O presidente da comissão especial que analisará o Plano Nacional de Educação (PNE), deputado Gastão Vieira (PMDB-MA), instalada na última quarta-feira (13) na Câmara, prevê que a tramitação do projeto de lei seja concluída na Casa só entre outubro e novembro. O texto apresentado pelo Ministério da Educação reúne 20 metas , que deverão guiar as ações dos governos municipais, estaduais e federal até 2020. Entre elas, estão a ampliação de matrículas na educação infantil e no ensino superior, medidas de valorização do magistério e o aumento do financiamento público para a área.

Segundo Vieira, o primeiro passo é fazer um diagnósticos do PNE anterior, cuja maioria das 295 metas não foi cumprida, e do novo projeto. Esse trabalho será feita pelas comissões técnicas da Câmara. “Não tenho porque correr tanto com o plano. Estamos vivendo no país a perspectiva de uma grande crise fiscal. Se votarmos um plano que fala em dobrar metas e, consequentemente, gerar novas despesas com rapidez, ele será bombardeado por governadores, prefeitos e a própria equipe econômica do governo. Então, trabalho com a perspectiva de aprová-lo na comissão em outubro e novembro, para então remetê-lo ao Senado.”

A comissão prevê audiências públicas e seminários, inclusive fora de Brasília.

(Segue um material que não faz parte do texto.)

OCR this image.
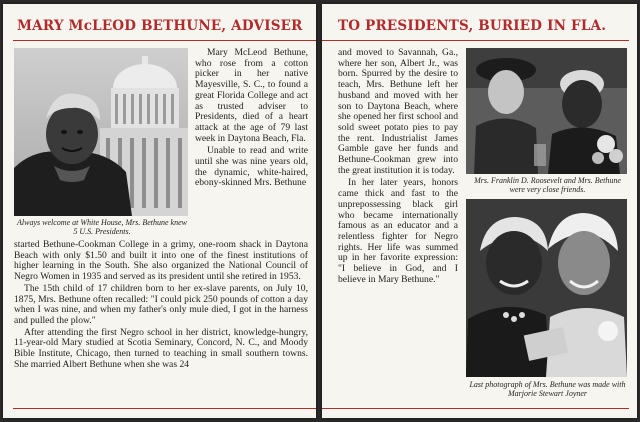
MARY McLEOD BETHUNE, ADVISER
Always welcome at White House, Mrs. Bethune knew 5 U.S. Presidents.

Mary McLeod Bethune, who rose from a cotton picker in her native Mayesville, S. C., to found a great Florida College and act as trusted adviser to Presidents, died of a heart attack at the age of 79 last week in Daytona Beach, Fla.

Unable to read and write until she was nine years old, the dynamic, white-haired, ebony-skinned Mrs. Bethune

started Bethune-Cookman College in a grimy, one-room shack in Daytona Beach with only $1.50 and built it into one of the finest institutions of higher learning in the South. She also organized the National Council of Negro Women in 1935 and served as its president until she retired in 1953.

The 15th child of 17 children born to her ex-slave parents, on July 10, 1875, Mrs. Bethune often recalled: "I could pick 250 pounds of cotton a day when I was nine, and when my father's only mule died, I got in the harness and pulled the plow."

After attending the first Negro school in her district, knowledge-hungry, 11-year-old Mary studied at Scotia Seminary, Concord, N. C., and Moody Bible Institute, Chicago, then turned to teaching in small southern towns. She married Albert Bethune when she was 24

TO PRESIDENTS, BURIED IN FLA.

and moved to Savannah, Ga., where her son, Albert Jr., was born. Spurred by the desire to teach, Mrs. Bethune left her husband and moved with her son to Daytona Beach, where she opened her first school and sold sweet potato pies to pay the rent. Industrialist James Gamble gave her funds and Bethune-Cookman grew into the great institution it is today.

In her later years, honors came thick and fast to the unprepossessing black girl who became internationally famous as an educator and a relentless fighter for Negro rights. Her life was summed up in her favorite expression: "I believe in God, and I believe in Mary Bethune."

Mrs. Franklin D. Roosevelt and Mrs. Bethune were very close friends.
Last photograph of Mrs. Bethune was made with Marjorie Stewart Joyner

O prazo para apresentação de emendas ainda não foi aberto, mas informalmente o projeto já recebeu cerca de 150 emendas de entidades da sociedade civil, como a União Nacional dos Trabalhadores em Educação (CNTE), a União Nacional dos Estudantes (UNE), a Campanha Nacional pelo Direito à Educação e a União Nacional dos Dirigentes Municipais de Educação (Undime).

Um dos pontos que deverá ser alvo de muita discussão é a meta relacionado ao financiamento. O projeto enviado pelo MEC estabelece uma meta de investimento de 7% do Produto Interno Bruto (PIB) em educação até 2020 – atualmente o patamar é de 5%. Os movimentos sociais pressionam para que o percentual seja de 10%. O relator do projeto, Angelo Vanhoni (PT-PR), sugeriu que a comissão se divida em grupos de parlamentares para discutir temas específicas abordados pelo plano. O calendário de trabalho será definido na próxima semana. “A impressão que tenho é que o texto será melhorado pelo parlamento.”